On Day 15, the family reminisces about their life together. Through old home movies and faded photographs, we see Eli and his wife, Lisa, as a handsome couple with three cute young children. Eli founded Air Florida in 1972, and Timoner shows us in a range of ways that the company’s motto — “Fly a Little Kindness” — reflected Eli’s lifelong personal ethos.
He was a philanthropist and fundraiser for a range of important causes, and as we learn from past employees, he aimed to treat everyone in his company with equal respect. Though Eli and Lisa do reference some serious financial difficulties, their daughter focuses primarily on the positive. If there were rifts among this tightly-knit clan, we don’t hear about them. And here, it feels right: This is a movie about the impact of one man’s life, and Ondi’s father remains, until the end, a remarkably sanguine force.
On Day 12, the family and their heroic hospice nurse begin to assess the practicalities of Eli’s coming death, lining up doctors and discussing medications. An obituary draft is read to him on Day 7, and a meeting with a death doula is set up on Day 5. On Day 2, his grandsons go into his closet to pick out the ties they’re going to wear to his funeral.
If this sounds unbearably sad, well — let’s just say it’s probably for the best that you can see this movie in the privacy of your own home, with a very large box of tissues close at hand.
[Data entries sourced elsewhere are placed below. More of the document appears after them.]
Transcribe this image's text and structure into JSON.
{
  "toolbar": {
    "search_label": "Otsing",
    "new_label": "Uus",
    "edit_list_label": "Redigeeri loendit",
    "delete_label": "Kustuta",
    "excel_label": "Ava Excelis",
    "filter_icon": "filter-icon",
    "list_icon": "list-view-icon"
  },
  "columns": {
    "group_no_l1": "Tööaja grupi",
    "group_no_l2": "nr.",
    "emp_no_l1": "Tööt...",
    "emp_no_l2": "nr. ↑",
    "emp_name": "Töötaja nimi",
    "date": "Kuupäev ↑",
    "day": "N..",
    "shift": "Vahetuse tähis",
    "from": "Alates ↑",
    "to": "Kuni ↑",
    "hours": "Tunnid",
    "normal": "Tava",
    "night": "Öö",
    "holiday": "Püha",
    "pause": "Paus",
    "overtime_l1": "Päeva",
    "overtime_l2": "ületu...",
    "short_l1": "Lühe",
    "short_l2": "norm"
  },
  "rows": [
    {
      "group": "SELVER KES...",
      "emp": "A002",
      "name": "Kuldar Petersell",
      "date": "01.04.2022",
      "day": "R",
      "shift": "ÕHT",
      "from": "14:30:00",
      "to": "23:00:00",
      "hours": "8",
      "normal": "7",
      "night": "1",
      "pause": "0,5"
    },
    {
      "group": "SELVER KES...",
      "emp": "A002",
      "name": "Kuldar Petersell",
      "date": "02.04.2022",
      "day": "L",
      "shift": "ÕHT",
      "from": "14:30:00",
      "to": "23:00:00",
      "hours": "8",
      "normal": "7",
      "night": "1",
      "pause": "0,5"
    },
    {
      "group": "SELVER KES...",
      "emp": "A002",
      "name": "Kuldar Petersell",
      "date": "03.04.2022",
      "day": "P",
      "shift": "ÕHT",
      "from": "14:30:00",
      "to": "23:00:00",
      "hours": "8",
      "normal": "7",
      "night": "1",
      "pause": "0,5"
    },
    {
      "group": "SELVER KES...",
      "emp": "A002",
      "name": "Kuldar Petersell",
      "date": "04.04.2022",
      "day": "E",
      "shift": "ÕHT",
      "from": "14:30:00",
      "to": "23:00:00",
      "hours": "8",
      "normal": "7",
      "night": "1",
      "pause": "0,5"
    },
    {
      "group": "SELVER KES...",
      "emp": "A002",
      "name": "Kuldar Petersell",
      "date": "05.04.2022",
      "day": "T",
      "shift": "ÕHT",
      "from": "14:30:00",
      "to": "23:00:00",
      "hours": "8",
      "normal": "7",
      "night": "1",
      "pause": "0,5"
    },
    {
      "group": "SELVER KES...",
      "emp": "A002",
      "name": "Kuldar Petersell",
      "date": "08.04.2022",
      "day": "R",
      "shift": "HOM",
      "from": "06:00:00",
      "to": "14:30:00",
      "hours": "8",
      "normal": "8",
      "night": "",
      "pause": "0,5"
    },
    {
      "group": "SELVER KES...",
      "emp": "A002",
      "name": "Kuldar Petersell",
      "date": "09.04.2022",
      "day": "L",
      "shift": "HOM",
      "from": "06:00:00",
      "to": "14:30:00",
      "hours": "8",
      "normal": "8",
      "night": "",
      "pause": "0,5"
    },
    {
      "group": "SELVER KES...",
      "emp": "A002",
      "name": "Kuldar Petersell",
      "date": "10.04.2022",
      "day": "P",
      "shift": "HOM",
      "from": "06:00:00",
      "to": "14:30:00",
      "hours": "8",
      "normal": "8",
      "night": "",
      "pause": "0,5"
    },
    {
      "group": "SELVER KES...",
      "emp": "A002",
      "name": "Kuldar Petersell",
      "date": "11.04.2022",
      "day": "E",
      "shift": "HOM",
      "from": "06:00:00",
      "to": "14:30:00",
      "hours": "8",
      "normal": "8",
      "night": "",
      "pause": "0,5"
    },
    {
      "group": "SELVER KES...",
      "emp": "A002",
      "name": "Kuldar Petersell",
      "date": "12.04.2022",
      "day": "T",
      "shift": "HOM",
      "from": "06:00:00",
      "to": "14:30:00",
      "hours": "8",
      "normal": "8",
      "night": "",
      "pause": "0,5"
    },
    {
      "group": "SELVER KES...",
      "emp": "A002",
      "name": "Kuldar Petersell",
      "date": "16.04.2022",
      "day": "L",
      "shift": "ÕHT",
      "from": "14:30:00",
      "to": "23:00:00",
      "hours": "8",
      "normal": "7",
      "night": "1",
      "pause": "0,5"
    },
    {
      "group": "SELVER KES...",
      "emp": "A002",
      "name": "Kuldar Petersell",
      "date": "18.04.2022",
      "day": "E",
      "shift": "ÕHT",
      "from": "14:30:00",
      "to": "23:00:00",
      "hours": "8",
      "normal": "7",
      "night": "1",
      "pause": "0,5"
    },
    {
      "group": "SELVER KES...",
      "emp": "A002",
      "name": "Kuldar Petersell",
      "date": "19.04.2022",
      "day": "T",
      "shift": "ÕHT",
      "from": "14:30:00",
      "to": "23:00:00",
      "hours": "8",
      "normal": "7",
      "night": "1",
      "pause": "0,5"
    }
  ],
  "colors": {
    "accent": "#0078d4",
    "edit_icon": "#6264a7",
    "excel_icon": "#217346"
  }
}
But it’s Eli who really defines the tone, and it is revelatory to watch the way he handles this most human, and humbling, of experiences. He is unable to get out of bed or to speak with much strength. But he’s not sad or bitter or even scared. He is purely grateful for the freedom to choose when and how to define his final days. When he Zooms with old friends and colleagues, who reminisce about tennis games and business meetings, we can see how the most fleeting moments build memories. When he prays with Ondi’s sister Rachel, a Rabbi, we witness firsthand the value of generational rituals.
He tells his heartbroken wife that he has every intention of going to Heaven, where he will “make some kind of a protective shield around your lives.” First, though, his family plans to do the same for him.
After one of his grandsons asks him for advice on how to live well, Eli says, “Start off with respect for the people you don’t know, and love for the people you do know.” “Last Flight Home” represents the results of a life already lived by this standard. The Timoners’ tiny living room is so overflowing with love for Eli that we can almost see a physical cloak of gratitude, respect and affection surrounding him at all times.
He remains a proud liberal until the end, but despite the controversial nature of California’s End of Life legislation, Ondi never explicitly injects politics into the film (though there is a very sweet cameo from Rachel Maddow). She doesn’t need to. It’s hard to imagine anyone judging Eli for choosing, as Ondi says, “to be thoughtful and conscious about his departure.” She also notes with gratitude that this choice is a luxury many others never get, a point underscored by his visitors’ ever-present pandemic masks.
Timoner’s films are always entertaining or engaging but they also start with an irresistible hook, like badly-behaved rock stars (“DIG!”) or hard-living artists (“Brand: A Second Coming,” the biopic “Mapplethorpe”). Here, she calls upon her talents and experience to tell the unassuming story of a man who lived quietly, as a devoted husband and dedicated friend and father. Profound in its simplicity, wrenching in its honesty, and beautiful in its humanity, “Last Flight Home” is the blessing Eli Timoner earned.
“Last Flight Home” opens in US theaters Oct. 7 via MTV Documentary Films.